A Pittsburgh-based biotech company is celebrating the first successful human implant of its polymeric valved conduit device, a type of artificial valve for the heart to help blood flow in the right direction.
PECA Labs announced that the Children’s Hospital of Philadelphia served as the site where its MASA Valve was first placed in a pediatric patient.
"In designing the MASA Valve, we aimed to use our polymer platform to combine the best characteristics of homograft tissue, which reduces the antithrombotic therapy required, and mechanical valves, which offer improved durability, supply availability, and resistance to both calcification and shrinkage," Doug Bernstein, CEO of PECA Labs, said in a statement. "We are optimistic that the current study will validate our belief that the MASA Valve represents a new gold standard for congenital heart patients."
The biotech company received Humanitarian Use Device (HUD) and Investigational Device Exemption (IDE) from the U.S. Food and Drug Administration and is now starting enrollment for a study at four locations across the country.
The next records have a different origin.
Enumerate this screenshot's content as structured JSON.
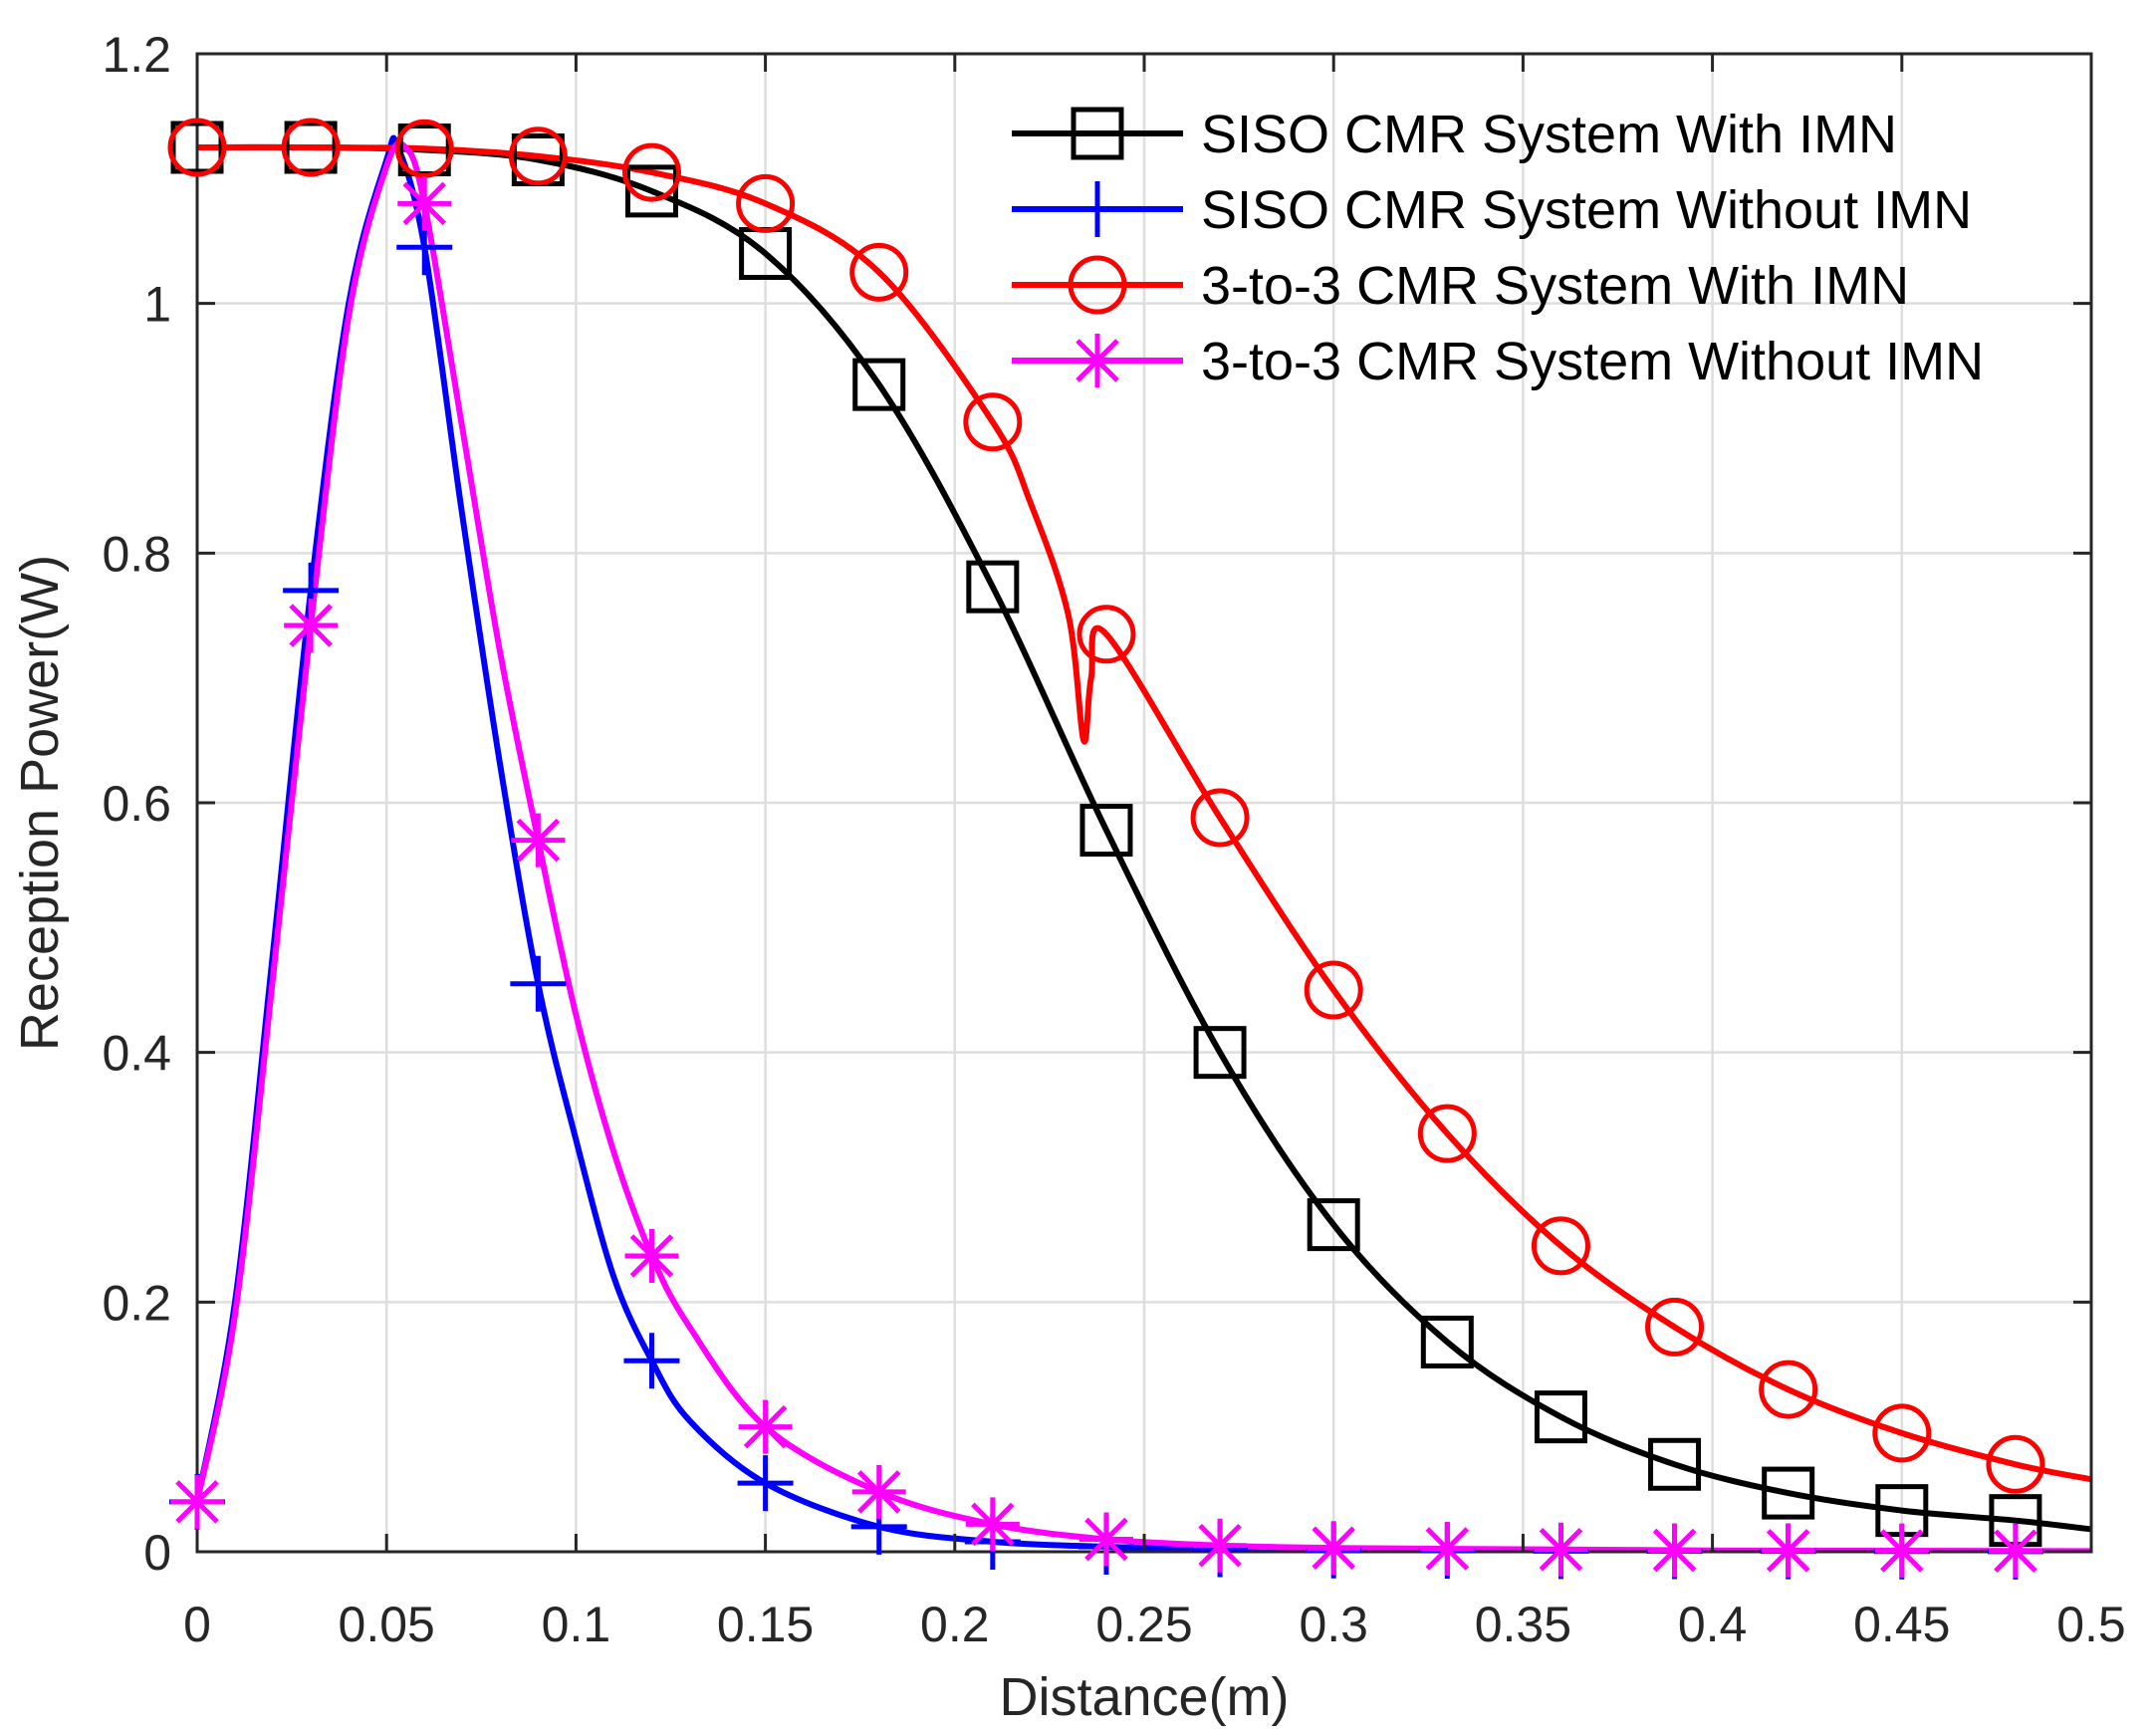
{
  "chart_data": {
    "type": "line",
    "title": "",
    "xlabel": "Distance(m)",
    "ylabel": "Reception Power(W)",
    "xlim": [
      0,
      0.5
    ],
    "ylim": [
      0,
      1.2
    ],
    "xticks": [
      0,
      0.05,
      0.1,
      0.15,
      0.2,
      0.25,
      0.3,
      0.35,
      0.4,
      0.45,
      0.5
    ],
    "xtick_labels": [
      "0",
      "0.05",
      "0.1",
      "0.15",
      "0.2",
      "0.25",
      "0.3",
      "0.35",
      "0.4",
      "0.45",
      "0.5"
    ],
    "yticks": [
      0,
      0.2,
      0.4,
      0.6,
      0.8,
      1,
      1.2
    ],
    "ytick_labels": [
      "0",
      "0.2",
      "0.4",
      "0.6",
      "0.8",
      "1",
      "1.2"
    ],
    "grid": true,
    "legend_position": "top-right",
    "series": [
      {
        "name": "SISO CMR System With IMN",
        "color": "#000000",
        "marker": "square",
        "x": [
          0,
          0.03,
          0.06,
          0.09,
          0.12,
          0.15,
          0.18,
          0.21,
          0.24,
          0.27,
          0.3,
          0.33,
          0.36,
          0.39,
          0.42,
          0.45,
          0.48,
          0.5
        ],
        "y": [
          1.125,
          1.125,
          1.123,
          1.115,
          1.09,
          1.04,
          0.935,
          0.773,
          0.578,
          0.4,
          0.262,
          0.168,
          0.108,
          0.07,
          0.047,
          0.033,
          0.025,
          0.018
        ],
        "marker_x": [
          0,
          0.03,
          0.06,
          0.09,
          0.12,
          0.15,
          0.18,
          0.21,
          0.24,
          0.27,
          0.3,
          0.33,
          0.36,
          0.39,
          0.42,
          0.45,
          0.48
        ]
      },
      {
        "name": "SISO CMR System Without IMN",
        "color": "#0000ff",
        "marker": "plus",
        "x": [
          0,
          0.01,
          0.02,
          0.03,
          0.04,
          0.05,
          0.053,
          0.06,
          0.07,
          0.08,
          0.09,
          0.1,
          0.11,
          0.12,
          0.13,
          0.15,
          0.18,
          0.21,
          0.24,
          0.27,
          0.3,
          0.35,
          0.4,
          0.45,
          0.5
        ],
        "y": [
          0.04,
          0.2,
          0.48,
          0.77,
          1.0,
          1.115,
          1.125,
          1.045,
          0.83,
          0.63,
          0.455,
          0.33,
          0.22,
          0.153,
          0.105,
          0.055,
          0.02,
          0.008,
          0.004,
          0.002,
          0.001,
          0.0006,
          0.0003,
          0.0002,
          0.0001
        ],
        "marker_x": [
          0,
          0.03,
          0.06,
          0.09,
          0.12,
          0.15,
          0.18,
          0.21,
          0.24,
          0.27,
          0.3,
          0.33,
          0.36,
          0.39,
          0.42,
          0.45,
          0.48
        ]
      },
      {
        "name": "3-to-3 CMR System With IMN",
        "color": "#ff0000",
        "marker": "circle",
        "x": [
          0,
          0.03,
          0.06,
          0.09,
          0.12,
          0.15,
          0.18,
          0.21,
          0.22,
          0.23,
          0.234,
          0.236,
          0.24,
          0.27,
          0.3,
          0.33,
          0.36,
          0.39,
          0.42,
          0.45,
          0.48,
          0.5
        ],
        "y": [
          1.125,
          1.125,
          1.124,
          1.118,
          1.105,
          1.08,
          1.025,
          0.905,
          0.84,
          0.75,
          0.65,
          0.7,
          0.735,
          0.588,
          0.45,
          0.335,
          0.245,
          0.18,
          0.13,
          0.095,
          0.07,
          0.058
        ],
        "marker_x": [
          0,
          0.03,
          0.06,
          0.09,
          0.12,
          0.15,
          0.18,
          0.21,
          0.24,
          0.27,
          0.3,
          0.33,
          0.36,
          0.39,
          0.42,
          0.45,
          0.48
        ]
      },
      {
        "name": "3-to-3 CMR System Without IMN",
        "color": "#ff00ff",
        "marker": "asterisk",
        "x": [
          0,
          0.01,
          0.02,
          0.03,
          0.04,
          0.05,
          0.055,
          0.06,
          0.07,
          0.08,
          0.09,
          0.1,
          0.11,
          0.12,
          0.13,
          0.15,
          0.18,
          0.21,
          0.24,
          0.27,
          0.3,
          0.35,
          0.4,
          0.45,
          0.5
        ],
        "y": [
          0.04,
          0.19,
          0.46,
          0.742,
          0.99,
          1.11,
          1.125,
          1.08,
          0.9,
          0.72,
          0.57,
          0.43,
          0.32,
          0.237,
          0.18,
          0.1,
          0.048,
          0.022,
          0.01,
          0.005,
          0.003,
          0.002,
          0.001,
          0.0008,
          0.0005
        ],
        "marker_x": [
          0,
          0.03,
          0.06,
          0.09,
          0.12,
          0.15,
          0.18,
          0.21,
          0.24,
          0.27,
          0.3,
          0.33,
          0.36,
          0.39,
          0.42,
          0.45,
          0.48
        ]
      }
    ]
  }
}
"If the study is successful, the MASA Valve could offer a significant improvement in the treatment of cardiovascular congenital heart defects in children and save the patients and the health system significant amounts of money spent on cardiac care," Dr. David Morales, executive co-director of the Heart Institute at Cincinnati Children’s Hospital, and principal investigator in the MASA Valve trial, said in a prepared statement.